Nonetheless, the present study has its limitations. The hospital data were based on a gold standard validation study for verbal autopsies. A UCOD was assigned by study physicians to each death following a MRR and a review of the hospital physician MCCOD. This study physician UCOD was compared with the UCOD assigned by the PSA. Both the study physicians and the PSA corrected the sequence of causes in the hospital physician MCCOD, but the PSA lacked access to the medical record. Differences between the two could either have been due to different revisions of the hospital physician sequences or to the addition of new causes obtained from the medical record. Because only the UCOD was coded by the validation study and the PSA, we were not able to compare the effects of the changes to sequence directly. The finding of failure to include all possible causes on the MCCOD had not been anticipated and required more detailed analysis than we could provide.

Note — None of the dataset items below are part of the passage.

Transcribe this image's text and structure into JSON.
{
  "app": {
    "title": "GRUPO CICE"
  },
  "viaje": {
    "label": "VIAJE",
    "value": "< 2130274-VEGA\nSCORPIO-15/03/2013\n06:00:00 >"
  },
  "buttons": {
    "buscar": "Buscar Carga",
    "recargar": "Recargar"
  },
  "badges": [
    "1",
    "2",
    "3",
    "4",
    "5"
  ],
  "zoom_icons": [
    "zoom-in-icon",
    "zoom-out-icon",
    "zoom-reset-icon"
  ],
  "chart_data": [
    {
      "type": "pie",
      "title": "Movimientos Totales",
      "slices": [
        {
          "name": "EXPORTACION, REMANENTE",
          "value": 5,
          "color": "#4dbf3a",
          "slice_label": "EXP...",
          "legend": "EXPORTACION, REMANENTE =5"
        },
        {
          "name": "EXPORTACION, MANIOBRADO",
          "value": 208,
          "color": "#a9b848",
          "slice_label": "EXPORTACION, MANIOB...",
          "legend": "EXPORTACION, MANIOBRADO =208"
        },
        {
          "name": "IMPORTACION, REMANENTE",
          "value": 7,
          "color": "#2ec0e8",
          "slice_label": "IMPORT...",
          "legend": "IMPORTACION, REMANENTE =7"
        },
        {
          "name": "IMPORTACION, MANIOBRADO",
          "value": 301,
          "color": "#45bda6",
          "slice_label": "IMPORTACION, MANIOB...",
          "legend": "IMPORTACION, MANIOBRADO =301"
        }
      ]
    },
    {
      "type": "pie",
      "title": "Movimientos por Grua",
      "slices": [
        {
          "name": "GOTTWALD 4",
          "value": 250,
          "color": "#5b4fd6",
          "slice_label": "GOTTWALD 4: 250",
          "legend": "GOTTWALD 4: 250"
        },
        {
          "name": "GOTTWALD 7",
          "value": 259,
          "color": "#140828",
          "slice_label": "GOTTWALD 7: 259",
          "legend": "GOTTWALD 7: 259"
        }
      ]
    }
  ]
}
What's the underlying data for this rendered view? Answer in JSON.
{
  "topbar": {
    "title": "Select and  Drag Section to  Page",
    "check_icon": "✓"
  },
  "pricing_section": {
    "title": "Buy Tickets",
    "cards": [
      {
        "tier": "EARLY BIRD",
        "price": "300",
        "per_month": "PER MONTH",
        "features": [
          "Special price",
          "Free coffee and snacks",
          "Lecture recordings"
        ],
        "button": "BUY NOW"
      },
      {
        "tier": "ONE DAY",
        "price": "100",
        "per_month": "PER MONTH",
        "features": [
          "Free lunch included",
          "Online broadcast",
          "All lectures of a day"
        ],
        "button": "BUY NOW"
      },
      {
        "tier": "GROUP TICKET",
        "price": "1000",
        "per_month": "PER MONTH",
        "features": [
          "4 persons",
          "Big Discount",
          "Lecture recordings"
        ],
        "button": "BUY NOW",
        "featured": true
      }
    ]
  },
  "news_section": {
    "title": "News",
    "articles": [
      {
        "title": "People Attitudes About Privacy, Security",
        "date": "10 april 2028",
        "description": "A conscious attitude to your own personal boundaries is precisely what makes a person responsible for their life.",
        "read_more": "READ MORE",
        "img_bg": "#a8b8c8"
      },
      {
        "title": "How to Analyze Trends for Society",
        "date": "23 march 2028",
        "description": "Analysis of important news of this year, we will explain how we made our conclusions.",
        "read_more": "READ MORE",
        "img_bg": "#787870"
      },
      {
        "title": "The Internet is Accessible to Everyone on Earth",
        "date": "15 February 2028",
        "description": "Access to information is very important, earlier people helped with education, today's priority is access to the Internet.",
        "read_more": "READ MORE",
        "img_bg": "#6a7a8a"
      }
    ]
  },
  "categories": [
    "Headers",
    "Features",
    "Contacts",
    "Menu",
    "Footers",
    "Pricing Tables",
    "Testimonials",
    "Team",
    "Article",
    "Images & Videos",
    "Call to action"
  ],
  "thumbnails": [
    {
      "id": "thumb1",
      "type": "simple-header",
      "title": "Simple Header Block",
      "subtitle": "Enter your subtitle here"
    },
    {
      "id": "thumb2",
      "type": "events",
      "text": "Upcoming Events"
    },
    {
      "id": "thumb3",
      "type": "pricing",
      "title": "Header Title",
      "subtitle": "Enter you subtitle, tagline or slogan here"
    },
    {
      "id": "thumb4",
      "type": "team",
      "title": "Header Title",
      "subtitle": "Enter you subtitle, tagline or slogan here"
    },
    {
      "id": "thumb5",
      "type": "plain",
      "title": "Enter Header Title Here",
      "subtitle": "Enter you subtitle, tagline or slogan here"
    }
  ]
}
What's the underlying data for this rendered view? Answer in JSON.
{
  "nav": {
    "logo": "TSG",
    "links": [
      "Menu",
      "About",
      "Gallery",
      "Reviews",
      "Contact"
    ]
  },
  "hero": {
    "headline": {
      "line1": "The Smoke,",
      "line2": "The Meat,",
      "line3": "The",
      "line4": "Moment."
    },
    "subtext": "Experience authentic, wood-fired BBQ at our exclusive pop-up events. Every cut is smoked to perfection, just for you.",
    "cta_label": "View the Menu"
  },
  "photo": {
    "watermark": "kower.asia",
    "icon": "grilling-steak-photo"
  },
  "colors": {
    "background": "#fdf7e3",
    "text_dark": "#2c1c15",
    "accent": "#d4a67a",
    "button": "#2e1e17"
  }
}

On the other hand, the evidence that 82% of the changes made to the hospital physician UCOD was a consequence of the failure to include all possible causes suggests very strongly that this was a fundamental problem. Residual, or other, categories had been developed in the gold standard validation studies for defined causes of death not specified elsewhere. The present study included not only high quality but also low quality diagnoses, which resulted in undefined causes being included in residual categories. Low counts of children and neonate deaths made it impossible to calculate appropriate metrics to measure concordance between the MRR and PSA assignment.

Conclusions

Filipino physicians had difficulty in transferring the UCOD from the medical record to the MCCOD, but the UCOD reported by the PSA was generally in agreement with that of study physicians. This suggests that the routine mortality data from PSA, at least for Bohol, might be used with some confidence to describe comparative cause of death patterns in the population. These results suggest that medical records used to complete the MCCOD and inform the VR system in the Philippines are of sufficient quality in their assigning of an UCOD and most MCCOD are sufficient for public health purposes (i.e., to report the leading 10–20 causes of death in the country). Junior physicians are commonly assigned the tasks of maintaining clinical records and of writing MCCOD. If unsupervised in these tasks, they are open to making errors, firstly, in their interpretation of the correct clinical diagnosis and, secondly, in their entry of diagnoses into the MCCOD. Review of MCCOD needs to become part of routine clinical audits by hospital teams which can be used both to strengthen clinical practice and to improve the quality of medical records and MCCOD. Future studies that conduct MRRs should continue to use rigorous GS criteria and compute robust metrics to avoid bias.